Paul Howson’s Website tdgq.com.au

Personal Reflections

Cohousing That Never Was

Sometime in the 1970s the Danes invented a new way of collective living — neighbourhoods designed, built and managed by the people who lived there. The Danes called these communities bofoellesskaber. The English translation, subsequently the name of a seminal 1988 book, is “Cohousing”. The concept has since taken root elsewhere — in the USA for example there are now perhaps a hundred or more “cohousing communities” in place or in the planning stages.

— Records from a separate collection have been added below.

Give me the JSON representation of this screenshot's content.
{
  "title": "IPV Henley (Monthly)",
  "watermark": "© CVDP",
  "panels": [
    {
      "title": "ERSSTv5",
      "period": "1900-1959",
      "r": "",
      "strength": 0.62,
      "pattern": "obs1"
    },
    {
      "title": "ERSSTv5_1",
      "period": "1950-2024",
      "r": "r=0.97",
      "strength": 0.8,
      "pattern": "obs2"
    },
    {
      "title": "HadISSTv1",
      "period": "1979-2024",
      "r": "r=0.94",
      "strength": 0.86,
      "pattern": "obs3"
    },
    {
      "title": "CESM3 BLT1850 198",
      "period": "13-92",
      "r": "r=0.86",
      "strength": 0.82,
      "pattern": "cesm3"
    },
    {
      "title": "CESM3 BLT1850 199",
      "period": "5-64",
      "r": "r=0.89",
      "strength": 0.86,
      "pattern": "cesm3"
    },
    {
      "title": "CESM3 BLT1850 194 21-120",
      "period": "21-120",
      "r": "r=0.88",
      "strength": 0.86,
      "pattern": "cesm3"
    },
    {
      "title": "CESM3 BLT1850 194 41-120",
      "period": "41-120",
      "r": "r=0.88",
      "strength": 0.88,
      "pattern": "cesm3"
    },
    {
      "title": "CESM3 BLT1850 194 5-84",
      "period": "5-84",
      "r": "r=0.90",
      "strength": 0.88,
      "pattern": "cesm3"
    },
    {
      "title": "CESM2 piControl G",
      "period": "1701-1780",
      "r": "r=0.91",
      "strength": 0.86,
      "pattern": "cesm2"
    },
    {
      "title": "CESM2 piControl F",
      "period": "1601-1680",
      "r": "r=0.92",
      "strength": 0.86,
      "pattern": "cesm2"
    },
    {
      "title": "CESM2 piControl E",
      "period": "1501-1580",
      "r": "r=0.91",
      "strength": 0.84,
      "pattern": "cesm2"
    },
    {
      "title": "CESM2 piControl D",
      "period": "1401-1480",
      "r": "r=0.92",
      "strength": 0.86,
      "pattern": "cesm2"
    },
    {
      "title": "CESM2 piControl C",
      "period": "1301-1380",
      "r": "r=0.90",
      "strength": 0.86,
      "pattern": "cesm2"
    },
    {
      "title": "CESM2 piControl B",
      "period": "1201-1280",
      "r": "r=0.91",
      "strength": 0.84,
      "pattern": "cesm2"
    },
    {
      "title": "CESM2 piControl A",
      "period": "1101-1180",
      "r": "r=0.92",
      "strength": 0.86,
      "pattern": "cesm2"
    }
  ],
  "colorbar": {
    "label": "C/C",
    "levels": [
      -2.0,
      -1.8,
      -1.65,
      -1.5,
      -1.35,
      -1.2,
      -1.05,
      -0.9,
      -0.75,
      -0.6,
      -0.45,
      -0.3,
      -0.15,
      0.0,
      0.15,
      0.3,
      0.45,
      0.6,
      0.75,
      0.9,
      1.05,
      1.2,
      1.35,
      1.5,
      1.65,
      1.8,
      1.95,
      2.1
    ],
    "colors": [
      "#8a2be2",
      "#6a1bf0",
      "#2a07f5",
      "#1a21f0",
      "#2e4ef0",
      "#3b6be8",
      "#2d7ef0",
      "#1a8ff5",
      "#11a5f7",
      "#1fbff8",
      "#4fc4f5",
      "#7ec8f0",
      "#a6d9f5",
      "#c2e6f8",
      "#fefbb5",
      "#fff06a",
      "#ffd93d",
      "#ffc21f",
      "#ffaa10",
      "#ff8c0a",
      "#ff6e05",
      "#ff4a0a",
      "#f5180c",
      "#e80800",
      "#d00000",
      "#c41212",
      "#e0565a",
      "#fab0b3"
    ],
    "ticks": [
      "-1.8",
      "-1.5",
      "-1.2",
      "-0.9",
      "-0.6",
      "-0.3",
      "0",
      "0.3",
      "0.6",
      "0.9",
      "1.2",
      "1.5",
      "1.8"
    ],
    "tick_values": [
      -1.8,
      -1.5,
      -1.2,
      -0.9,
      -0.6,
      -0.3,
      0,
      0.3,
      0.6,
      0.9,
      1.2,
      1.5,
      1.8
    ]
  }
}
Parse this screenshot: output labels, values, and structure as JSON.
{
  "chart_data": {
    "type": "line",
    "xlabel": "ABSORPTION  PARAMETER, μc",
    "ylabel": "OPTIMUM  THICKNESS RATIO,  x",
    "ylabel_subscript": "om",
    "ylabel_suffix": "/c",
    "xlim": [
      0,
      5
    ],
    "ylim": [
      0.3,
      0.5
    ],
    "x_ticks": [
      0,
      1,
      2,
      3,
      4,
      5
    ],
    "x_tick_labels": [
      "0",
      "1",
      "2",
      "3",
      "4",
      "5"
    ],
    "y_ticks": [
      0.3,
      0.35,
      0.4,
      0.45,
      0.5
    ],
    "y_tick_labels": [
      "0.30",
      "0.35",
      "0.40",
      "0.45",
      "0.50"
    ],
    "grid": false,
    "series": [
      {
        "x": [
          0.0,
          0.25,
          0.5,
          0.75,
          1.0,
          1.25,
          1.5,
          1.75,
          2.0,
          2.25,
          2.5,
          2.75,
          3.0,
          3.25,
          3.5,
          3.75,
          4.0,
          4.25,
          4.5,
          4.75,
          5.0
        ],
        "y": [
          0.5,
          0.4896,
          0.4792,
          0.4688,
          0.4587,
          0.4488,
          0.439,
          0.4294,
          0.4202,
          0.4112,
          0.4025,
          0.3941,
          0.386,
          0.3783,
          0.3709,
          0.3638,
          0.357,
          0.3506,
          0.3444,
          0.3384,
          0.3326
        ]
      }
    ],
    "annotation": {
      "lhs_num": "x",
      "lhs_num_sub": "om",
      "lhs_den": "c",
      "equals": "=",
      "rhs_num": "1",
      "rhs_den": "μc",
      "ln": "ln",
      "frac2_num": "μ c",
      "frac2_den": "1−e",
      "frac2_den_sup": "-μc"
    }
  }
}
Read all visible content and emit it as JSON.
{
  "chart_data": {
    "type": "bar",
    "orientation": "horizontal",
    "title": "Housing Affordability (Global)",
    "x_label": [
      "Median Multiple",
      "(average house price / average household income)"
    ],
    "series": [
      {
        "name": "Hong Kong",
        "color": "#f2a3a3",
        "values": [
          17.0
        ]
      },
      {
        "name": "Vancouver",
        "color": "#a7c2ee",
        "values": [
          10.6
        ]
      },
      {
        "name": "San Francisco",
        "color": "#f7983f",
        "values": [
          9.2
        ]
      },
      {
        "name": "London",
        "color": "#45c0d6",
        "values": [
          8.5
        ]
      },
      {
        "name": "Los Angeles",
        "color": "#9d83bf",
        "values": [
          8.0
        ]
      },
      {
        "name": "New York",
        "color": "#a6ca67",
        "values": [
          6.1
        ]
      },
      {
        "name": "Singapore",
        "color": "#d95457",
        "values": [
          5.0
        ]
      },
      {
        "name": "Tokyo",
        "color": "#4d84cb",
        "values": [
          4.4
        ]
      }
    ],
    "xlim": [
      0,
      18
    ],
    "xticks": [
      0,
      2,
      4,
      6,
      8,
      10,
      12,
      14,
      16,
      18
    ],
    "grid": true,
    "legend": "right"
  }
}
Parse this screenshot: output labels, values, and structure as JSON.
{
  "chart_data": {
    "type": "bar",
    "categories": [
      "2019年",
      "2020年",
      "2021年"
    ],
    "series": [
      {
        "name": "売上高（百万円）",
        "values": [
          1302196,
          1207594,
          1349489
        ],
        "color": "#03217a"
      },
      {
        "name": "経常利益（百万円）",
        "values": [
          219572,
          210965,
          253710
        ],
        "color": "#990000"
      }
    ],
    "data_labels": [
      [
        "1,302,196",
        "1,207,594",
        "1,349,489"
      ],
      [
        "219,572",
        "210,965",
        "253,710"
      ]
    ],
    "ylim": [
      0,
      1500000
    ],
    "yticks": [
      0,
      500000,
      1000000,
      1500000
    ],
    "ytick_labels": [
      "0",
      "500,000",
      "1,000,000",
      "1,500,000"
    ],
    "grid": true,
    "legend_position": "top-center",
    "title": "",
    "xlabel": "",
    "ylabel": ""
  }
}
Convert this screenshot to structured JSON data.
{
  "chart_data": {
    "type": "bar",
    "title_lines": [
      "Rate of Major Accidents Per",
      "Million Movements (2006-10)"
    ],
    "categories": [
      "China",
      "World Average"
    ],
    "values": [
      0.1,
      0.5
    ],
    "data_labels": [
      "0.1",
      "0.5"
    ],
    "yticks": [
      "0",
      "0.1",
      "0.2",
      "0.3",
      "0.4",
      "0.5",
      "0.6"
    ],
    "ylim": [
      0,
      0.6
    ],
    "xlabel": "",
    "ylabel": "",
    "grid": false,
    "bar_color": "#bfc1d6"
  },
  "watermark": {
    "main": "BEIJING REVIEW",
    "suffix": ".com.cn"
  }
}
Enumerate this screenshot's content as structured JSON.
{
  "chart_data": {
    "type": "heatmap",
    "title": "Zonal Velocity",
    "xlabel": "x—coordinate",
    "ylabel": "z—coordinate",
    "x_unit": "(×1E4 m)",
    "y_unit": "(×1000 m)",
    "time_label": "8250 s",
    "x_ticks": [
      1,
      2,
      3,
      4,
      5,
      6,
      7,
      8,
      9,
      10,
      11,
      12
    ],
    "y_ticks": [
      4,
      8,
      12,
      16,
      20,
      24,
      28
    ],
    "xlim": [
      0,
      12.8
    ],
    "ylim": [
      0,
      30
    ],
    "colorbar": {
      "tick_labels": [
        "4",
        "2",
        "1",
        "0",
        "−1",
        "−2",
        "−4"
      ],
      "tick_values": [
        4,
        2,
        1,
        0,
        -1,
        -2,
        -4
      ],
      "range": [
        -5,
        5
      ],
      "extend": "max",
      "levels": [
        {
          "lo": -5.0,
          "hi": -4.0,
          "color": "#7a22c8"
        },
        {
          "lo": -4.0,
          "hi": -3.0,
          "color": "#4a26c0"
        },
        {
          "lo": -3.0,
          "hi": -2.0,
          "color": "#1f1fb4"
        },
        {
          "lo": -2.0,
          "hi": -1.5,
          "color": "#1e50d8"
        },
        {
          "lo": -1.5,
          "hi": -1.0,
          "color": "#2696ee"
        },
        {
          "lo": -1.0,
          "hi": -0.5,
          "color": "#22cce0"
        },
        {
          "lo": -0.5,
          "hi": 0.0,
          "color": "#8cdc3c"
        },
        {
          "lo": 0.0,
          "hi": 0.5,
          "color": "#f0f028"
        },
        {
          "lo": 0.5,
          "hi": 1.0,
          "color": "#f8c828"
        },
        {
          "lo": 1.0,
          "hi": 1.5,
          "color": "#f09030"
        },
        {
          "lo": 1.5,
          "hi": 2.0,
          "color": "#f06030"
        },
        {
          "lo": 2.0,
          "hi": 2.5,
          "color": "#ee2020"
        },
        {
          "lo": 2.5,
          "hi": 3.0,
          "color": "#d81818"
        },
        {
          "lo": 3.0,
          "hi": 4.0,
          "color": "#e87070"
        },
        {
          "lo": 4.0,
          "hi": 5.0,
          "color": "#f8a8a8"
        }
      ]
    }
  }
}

In 1992 a friend dropped a copy of “Cohousing” on my desk. It was a revelation. Here was a roadmap, complete in every detail, drawn by the pioneers who had discovered a more meaningful alternative to the conventional house on a block of land in suburbia with a fence around it.

What’s more, the book presented examples of ordinary people inspired by an ideal who had then worked collectively to make it a reality in their lives.

It seemed just the recipe needed for the established intentional community we had recently moved into.

But, alas, it was not to be. Despite efforts to kindle interest — e.g. twice forming a “cohousing” group of residents; having architects design a common house; trying to create a “housing trust” to prevent dwellings being sold to people with no interest in community; marketing the community to attract new residents who wanted to live in a community — the Cohousing ideal was never taken seriously. Eventually we witnessed the gradual disintegration of that community.

So the lesson in this for me has been that you cannot retrofit a new philosophy and purpose (in this case Cohousing) onto a group of people with a pre-existing culture that does not fit with the new ideas. Cohousing, it appears, must grow from within the hearts and minds of those who really want it to happen.